The broad problem is that you're trying to apply the mathematical proof of the CAP theorem to the real world. For example, the proof of the CAP theorem treats single-node failures as a case of network partitioning, which is logically elegant. But in the real world, it's just not realistic to consider a dropped TCP connection as equivalent to the failure of a datacenter, as you seem to be doing.

1 comments

Er, no. I'm just not differentiating between the various reasons why a single node may be unavailable. It doesn't really matter _why_ the node is unavailable... it just is.

FWIW, databases like Cassandra expose the consistency tradeoff to the client. You can do quorum reads/writes with Cassandra. You can't with MySQL or PostgreSQL.
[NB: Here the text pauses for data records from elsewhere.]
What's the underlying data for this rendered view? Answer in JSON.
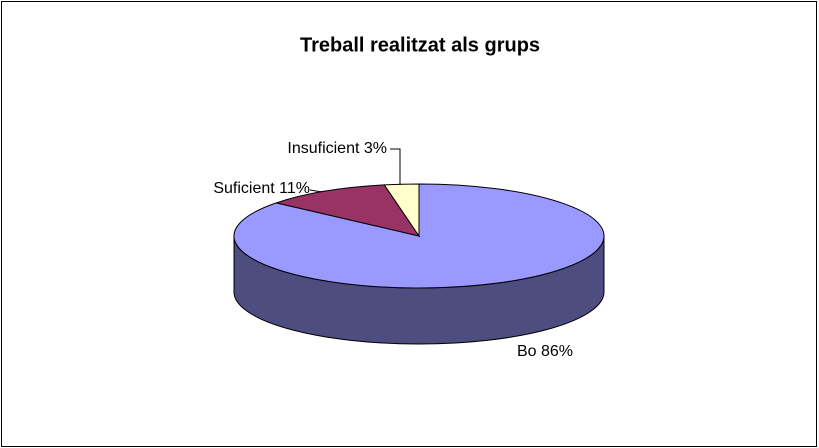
{
  "chart_data": {
    "type": "pie",
    "title": "Treball realitzat als grups",
    "categories": [
      "Bo",
      "Suficient",
      "Insuficient"
    ],
    "values": [
      86,
      11,
      3
    ],
    "value_labels": [
      "86%",
      "11%",
      "3%"
    ],
    "colors": [
      "#9999ff",
      "#993366",
      "#ffffcc"
    ]
  }
}
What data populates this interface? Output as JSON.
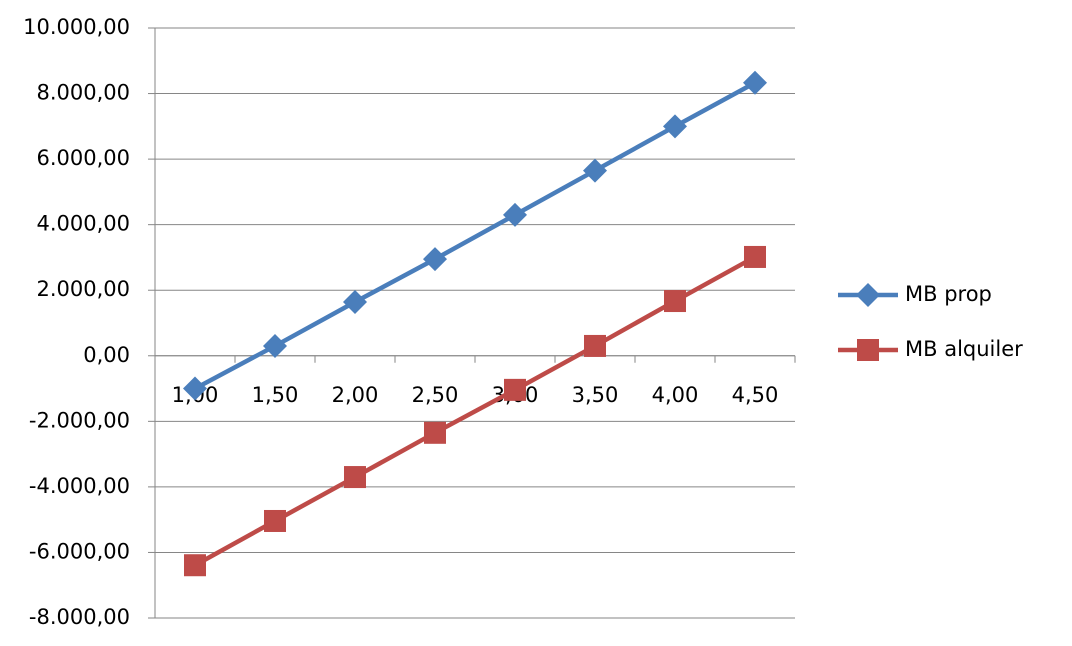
{
  "chart_data": {
    "type": "line",
    "categories": [
      "1,00",
      "1,50",
      "2,00",
      "2,50",
      "3,00",
      "3,50",
      "4,00",
      "4,50"
    ],
    "series": [
      {
        "name": "MB prop",
        "color": "#4a7ebb",
        "marker": "diamond",
        "values": [
          -1000,
          300,
          1640,
          2950,
          4300,
          5650,
          7000,
          8330
        ]
      },
      {
        "name": "MB alquiler",
        "color": "#be4b48",
        "marker": "square",
        "values": [
          -6390,
          -5040,
          -3700,
          -2350,
          -1040,
          300,
          1670,
          3015
        ]
      }
    ],
    "ylim": [
      -8000,
      10000
    ],
    "yticks": [
      {
        "value": -8000,
        "label": "-8.000,00"
      },
      {
        "value": -6000,
        "label": "-6.000,00"
      },
      {
        "value": -4000,
        "label": "-4.000,00"
      },
      {
        "value": -2000,
        "label": "-2.000,00"
      },
      {
        "value": 0,
        "label": "0,00"
      },
      {
        "value": 2000,
        "label": "2.000,00"
      },
      {
        "value": 4000,
        "label": "4.000,00"
      },
      {
        "value": 6000,
        "label": "6.000,00"
      },
      {
        "value": 8000,
        "label": "8.000,00"
      },
      {
        "value": 10000,
        "label": "10.000,00"
      }
    ],
    "grid": true,
    "legend": "right"
  }
}
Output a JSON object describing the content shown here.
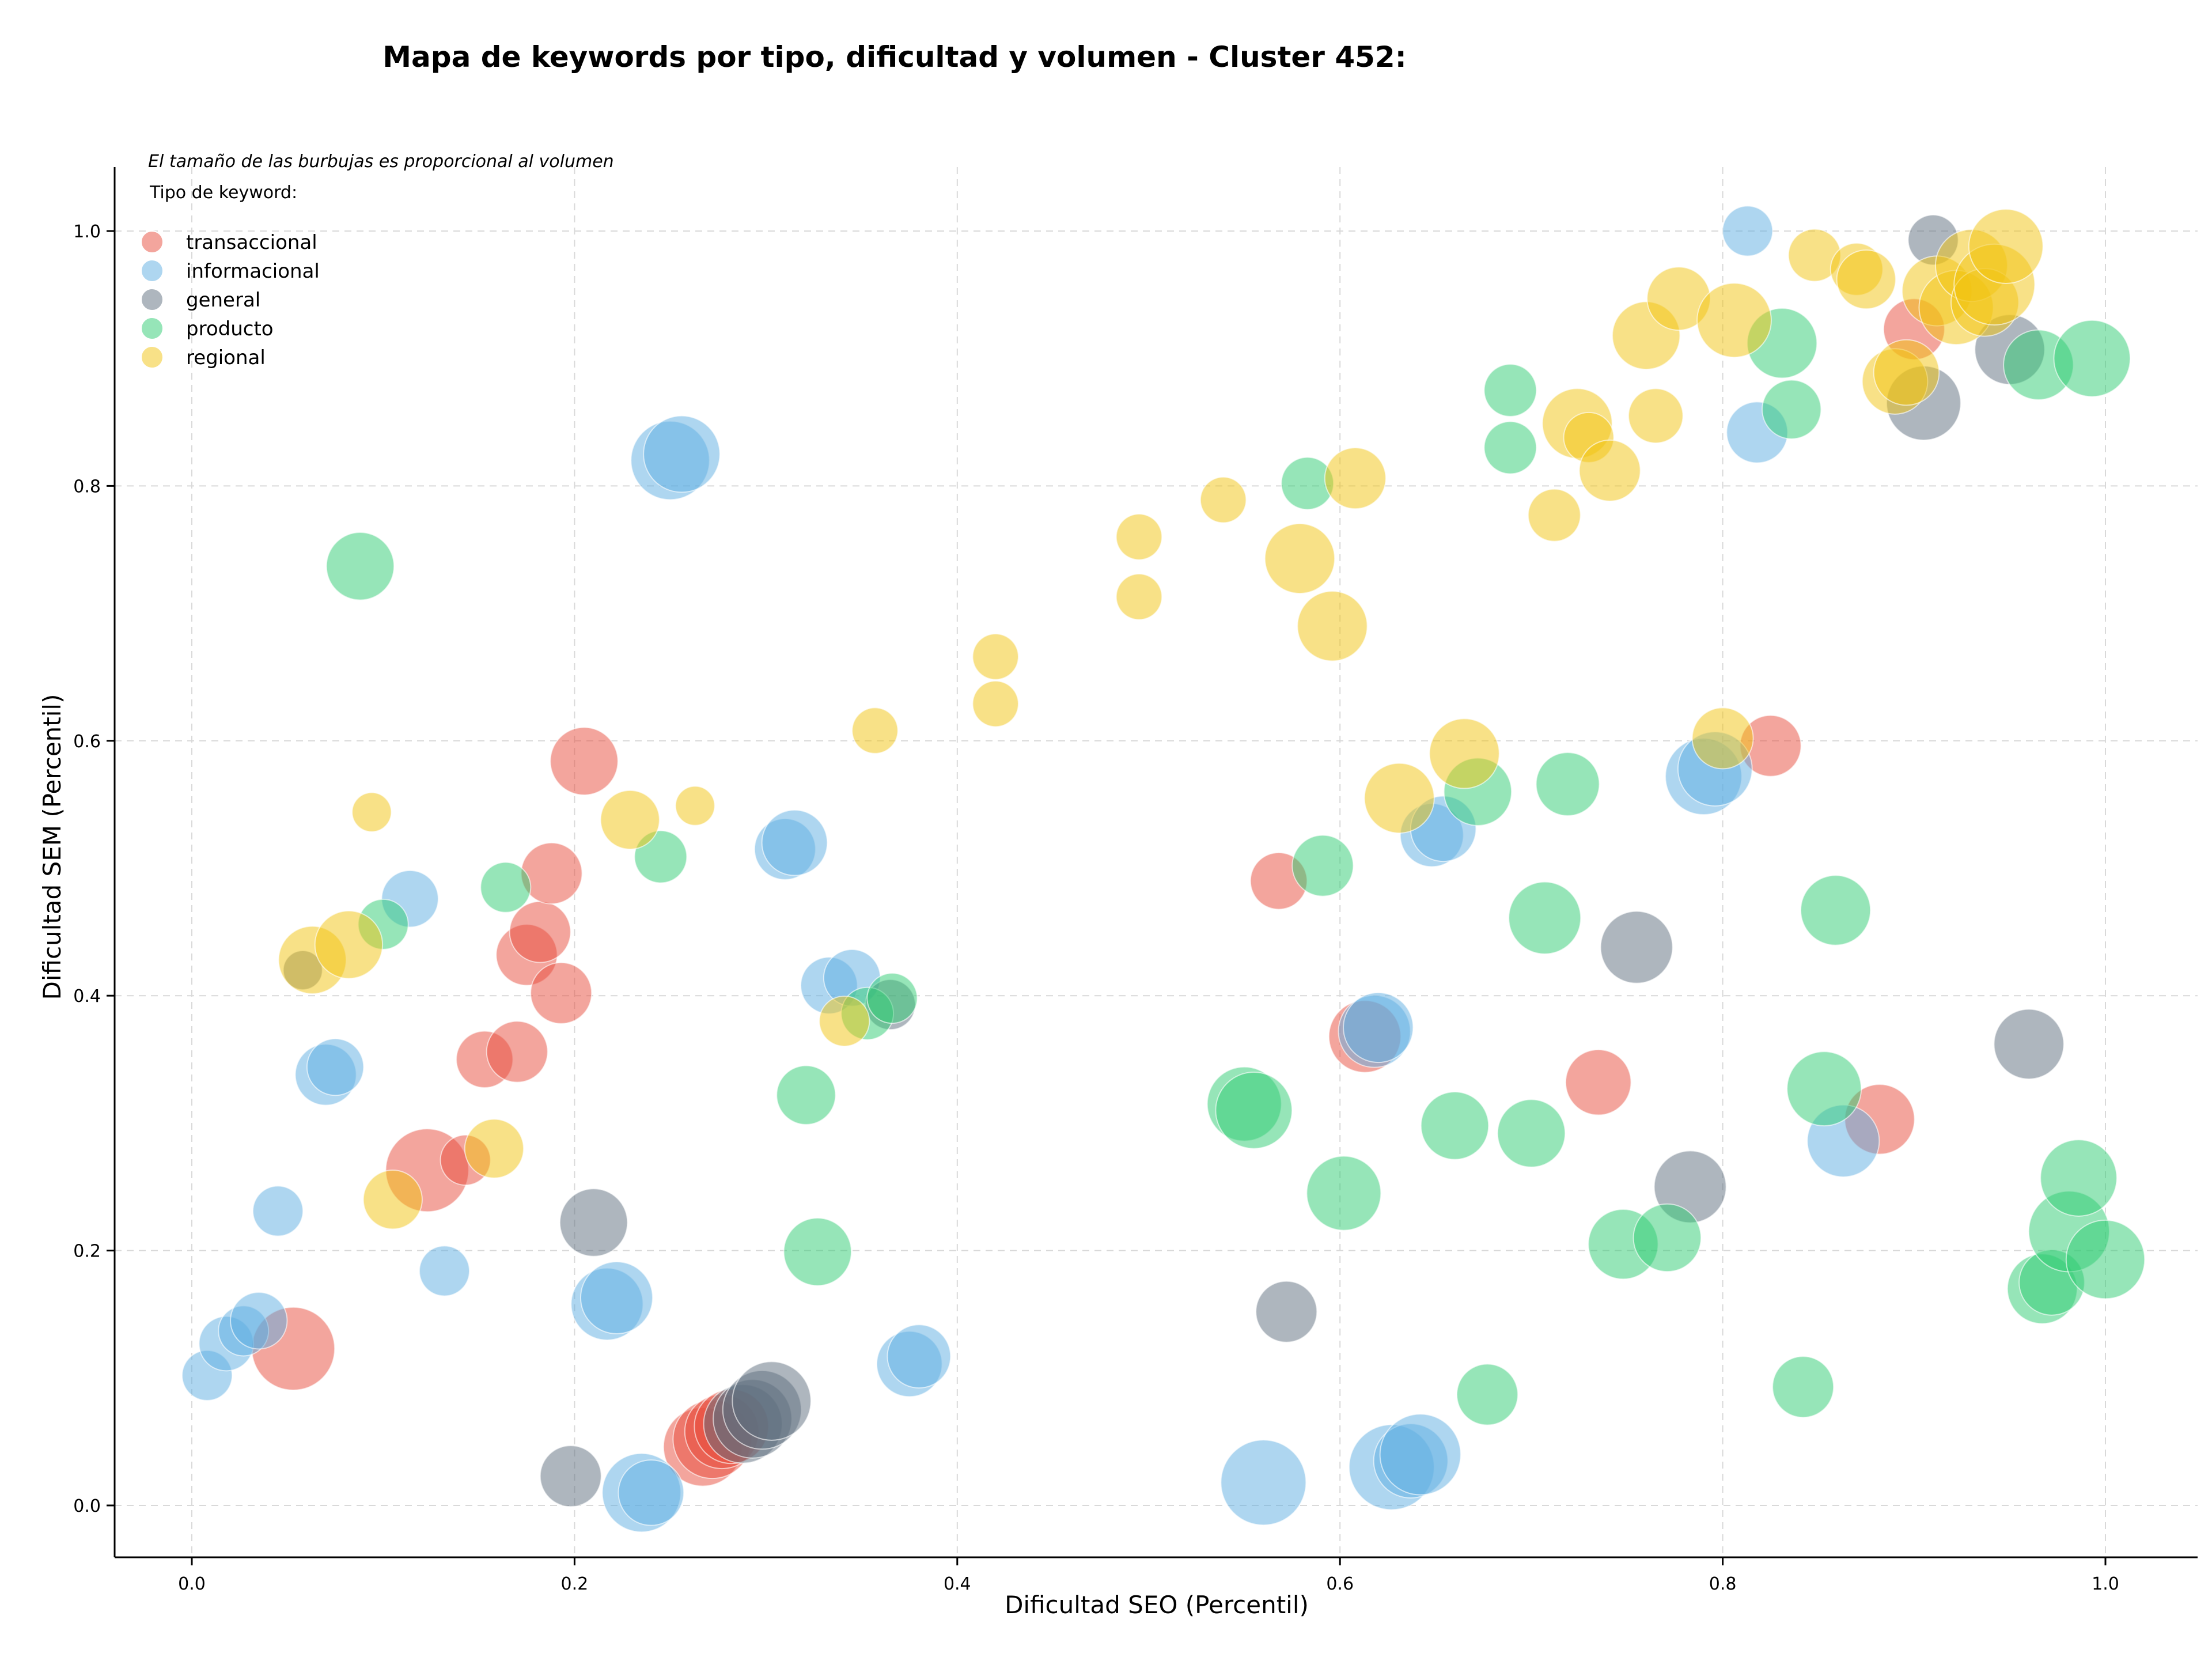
{
  "chart_data": {
    "type": "scatter",
    "title": "Mapa de keywords por tipo, dificultad y volumen - Cluster 452:",
    "xlabel": "Dificultad SEO (Percentil)",
    "ylabel": "Dificultad SEM (Percentil)",
    "xlim": [
      -0.04,
      1.05
    ],
    "ylim": [
      -0.04,
      1.05
    ],
    "xticks": [
      0.0,
      0.2,
      0.4,
      0.6,
      0.8,
      1.0
    ],
    "yticks": [
      0.0,
      0.2,
      0.4,
      0.6,
      0.8,
      1.0
    ],
    "xtick_labels": [
      "0.0",
      "0.2",
      "0.4",
      "0.6",
      "0.8",
      "1.0"
    ],
    "ytick_labels": [
      "0.0",
      "0.2",
      "0.4",
      "0.6",
      "0.8",
      "1.0"
    ],
    "grid": true,
    "legend_title": "Tipo de keyword:",
    "legend_placement": "top-left",
    "note": "El tamaño de las burbujas es proporcional al volumen",
    "bubble_size_encodes": "volumen",
    "series": [
      {
        "name": "transaccional",
        "color": "#e74c3c",
        "points": [
          [
            0.053,
            0.123,
            3
          ],
          [
            0.123,
            0.263,
            3
          ],
          [
            0.143,
            0.271,
            1.5
          ],
          [
            0.153,
            0.35,
            1.8
          ],
          [
            0.17,
            0.356,
            2
          ],
          [
            0.175,
            0.432,
            2
          ],
          [
            0.182,
            0.45,
            2
          ],
          [
            0.188,
            0.496,
            2
          ],
          [
            0.193,
            0.402,
            2
          ],
          [
            0.205,
            0.584,
            2.3
          ],
          [
            0.267,
            0.046,
            2.8
          ],
          [
            0.272,
            0.052,
            2.8
          ],
          [
            0.277,
            0.058,
            2.6
          ],
          [
            0.282,
            0.062,
            2.6
          ],
          [
            0.568,
            0.49,
            1.8
          ],
          [
            0.613,
            0.368,
            2.5
          ],
          [
            0.735,
            0.332,
            2.2
          ],
          [
            0.825,
            0.596,
            2
          ],
          [
            0.882,
            0.303,
            2.4
          ],
          [
            0.9,
            0.923,
            2
          ]
        ]
      },
      {
        "name": "informacional",
        "color": "#5dade2",
        "points": [
          [
            0.008,
            0.102,
            1.5
          ],
          [
            0.018,
            0.127,
            1.7
          ],
          [
            0.027,
            0.137,
            1.5
          ],
          [
            0.035,
            0.145,
            1.8
          ],
          [
            0.045,
            0.231,
            1.5
          ],
          [
            0.07,
            0.338,
            2
          ],
          [
            0.075,
            0.344,
            1.8
          ],
          [
            0.114,
            0.476,
            1.8
          ],
          [
            0.132,
            0.184,
            1.5
          ],
          [
            0.217,
            0.158,
            2.5
          ],
          [
            0.222,
            0.163,
            2.5
          ],
          [
            0.235,
            0.01,
            2.8
          ],
          [
            0.24,
            0.01,
            2.2
          ],
          [
            0.25,
            0.82,
            2.8
          ],
          [
            0.256,
            0.825,
            2.7
          ],
          [
            0.31,
            0.515,
            2
          ],
          [
            0.315,
            0.52,
            2.2
          ],
          [
            0.333,
            0.408,
            1.8
          ],
          [
            0.345,
            0.414,
            1.8
          ],
          [
            0.375,
            0.111,
            2.2
          ],
          [
            0.38,
            0.117,
            2.1
          ],
          [
            0.56,
            0.018,
            3.1
          ],
          [
            0.618,
            0.372,
            2.5
          ],
          [
            0.62,
            0.375,
            2.4
          ],
          [
            0.627,
            0.03,
            3.1
          ],
          [
            0.637,
            0.035,
            2.6
          ],
          [
            0.642,
            0.04,
            2.9
          ],
          [
            0.648,
            0.526,
            2.1
          ],
          [
            0.654,
            0.531,
            2.2
          ],
          [
            0.79,
            0.572,
            2.7
          ],
          [
            0.796,
            0.578,
            2.6
          ],
          [
            0.813,
            1.0,
            1.5
          ],
          [
            0.818,
            0.842,
            2
          ],
          [
            0.863,
            0.286,
            2.5
          ]
        ]
      },
      {
        "name": "general",
        "color": "#5d6d7e",
        "points": [
          [
            0.058,
            0.42,
            1
          ],
          [
            0.198,
            0.023,
            2
          ],
          [
            0.21,
            0.222,
            2.3
          ],
          [
            0.288,
            0.064,
            2.8
          ],
          [
            0.293,
            0.068,
            2.8
          ],
          [
            0.298,
            0.075,
            2.8
          ],
          [
            0.303,
            0.082,
            2.8
          ],
          [
            0.365,
            0.393,
            1.5
          ],
          [
            0.572,
            0.152,
            2
          ],
          [
            0.755,
            0.438,
            2.5
          ],
          [
            0.783,
            0.25,
            2.5
          ],
          [
            0.905,
            0.865,
            2.6
          ],
          [
            0.91,
            0.993,
            1.5
          ],
          [
            0.95,
            0.907,
            2.4
          ],
          [
            0.96,
            0.362,
            2.4
          ]
        ]
      },
      {
        "name": "producto",
        "color": "#2ecc71",
        "points": [
          [
            0.088,
            0.737,
            2.3
          ],
          [
            0.1,
            0.456,
            1.5
          ],
          [
            0.164,
            0.485,
            1.5
          ],
          [
            0.245,
            0.509,
            1.6
          ],
          [
            0.321,
            0.322,
            1.9
          ],
          [
            0.327,
            0.199,
            2.3
          ],
          [
            0.353,
            0.386,
            1.6
          ],
          [
            0.366,
            0.398,
            1.5
          ],
          [
            0.55,
            0.315,
            2.6
          ],
          [
            0.555,
            0.31,
            2.7
          ],
          [
            0.583,
            0.802,
            1.6
          ],
          [
            0.591,
            0.502,
            2
          ],
          [
            0.602,
            0.245,
            2.6
          ],
          [
            0.66,
            0.298,
            2.3
          ],
          [
            0.672,
            0.56,
            2.3
          ],
          [
            0.677,
            0.087,
            2
          ],
          [
            0.689,
            0.875,
            1.6
          ],
          [
            0.689,
            0.83,
            1.6
          ],
          [
            0.7,
            0.292,
            2.3
          ],
          [
            0.707,
            0.461,
            2.5
          ],
          [
            0.719,
            0.566,
            2.1
          ],
          [
            0.748,
            0.205,
            2.4
          ],
          [
            0.771,
            0.21,
            2.3
          ],
          [
            0.831,
            0.912,
            2.4
          ],
          [
            0.836,
            0.86,
            1.9
          ],
          [
            0.842,
            0.093,
            2
          ],
          [
            0.853,
            0.327,
            2.6
          ],
          [
            0.859,
            0.467,
            2.4
          ],
          [
            0.965,
            0.895,
            2.4
          ],
          [
            0.967,
            0.17,
            2.4
          ],
          [
            0.972,
            0.175,
            2.2
          ],
          [
            0.981,
            0.215,
            2.9
          ],
          [
            0.986,
            0.257,
            2.7
          ],
          [
            0.993,
            0.9,
            2.7
          ],
          [
            1.0,
            0.193,
            2.8
          ]
        ]
      },
      {
        "name": "regional",
        "color": "#f1c40f",
        "points": [
          [
            0.063,
            0.428,
            2.3
          ],
          [
            0.082,
            0.44,
            2.3
          ],
          [
            0.094,
            0.544,
            1
          ],
          [
            0.105,
            0.24,
            1.9
          ],
          [
            0.158,
            0.28,
            1.9
          ],
          [
            0.229,
            0.538,
            1.9
          ],
          [
            0.263,
            0.549,
            1
          ],
          [
            0.341,
            0.38,
            1.5
          ],
          [
            0.357,
            0.608,
            1.3
          ],
          [
            0.42,
            0.666,
            1.3
          ],
          [
            0.42,
            0.629,
            1.3
          ],
          [
            0.495,
            0.76,
            1.3
          ],
          [
            0.495,
            0.713,
            1.3
          ],
          [
            0.539,
            0.789,
            1.3
          ],
          [
            0.579,
            0.743,
            2.4
          ],
          [
            0.596,
            0.69,
            2.4
          ],
          [
            0.608,
            0.806,
            2
          ],
          [
            0.631,
            0.555,
            2.4
          ],
          [
            0.665,
            0.59,
            2.4
          ],
          [
            0.712,
            0.777,
            1.6
          ],
          [
            0.724,
            0.849,
            2.4
          ],
          [
            0.73,
            0.838,
            1.5
          ],
          [
            0.741,
            0.812,
            2
          ],
          [
            0.76,
            0.918,
            2.3
          ],
          [
            0.765,
            0.855,
            1.7
          ],
          [
            0.777,
            0.947,
            2.1
          ],
          [
            0.8,
            0.602,
            2
          ],
          [
            0.806,
            0.93,
            2.6
          ],
          [
            0.848,
            0.981,
            1.6
          ],
          [
            0.87,
            0.97,
            1.6
          ],
          [
            0.875,
            0.962,
            1.9
          ],
          [
            0.89,
            0.882,
            2.2
          ],
          [
            0.896,
            0.889,
            2.2
          ],
          [
            0.912,
            0.953,
            2.4
          ],
          [
            0.922,
            0.94,
            2.6
          ],
          [
            0.93,
            0.973,
            2.5
          ],
          [
            0.937,
            0.944,
            2.3
          ],
          [
            0.942,
            0.958,
            2.9
          ],
          [
            0.948,
            0.988,
            2.6
          ]
        ]
      }
    ]
  }
}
Edit: you can choose between quorum reads/writes and stronger or weaker consistency levels with Cassandra, but can't with MySQL / PostgreSQL.

I'm not going to treat a cosmic ray corrupting one single network packet the same way I treat a hurricane cutting off power to a datacenter for 2 weeks. I do see the intellectual appeal in doing so, but we'll just have to agree to disagree!
Uhm, of course they're not the same thing... but they have the same effect. The point is that the system remains available even if a node becomes unavailable for _whatever_ reason. I'm not sure what you're disagreeing on... There are common and uncommon modes of failure. Of course we should prioritize handling the common ones. But if we can handle all of them at once that's ideal. And, as I said in an earlier comment, when you're doing a million operations a second, failures that are one-in-a-million happen every second.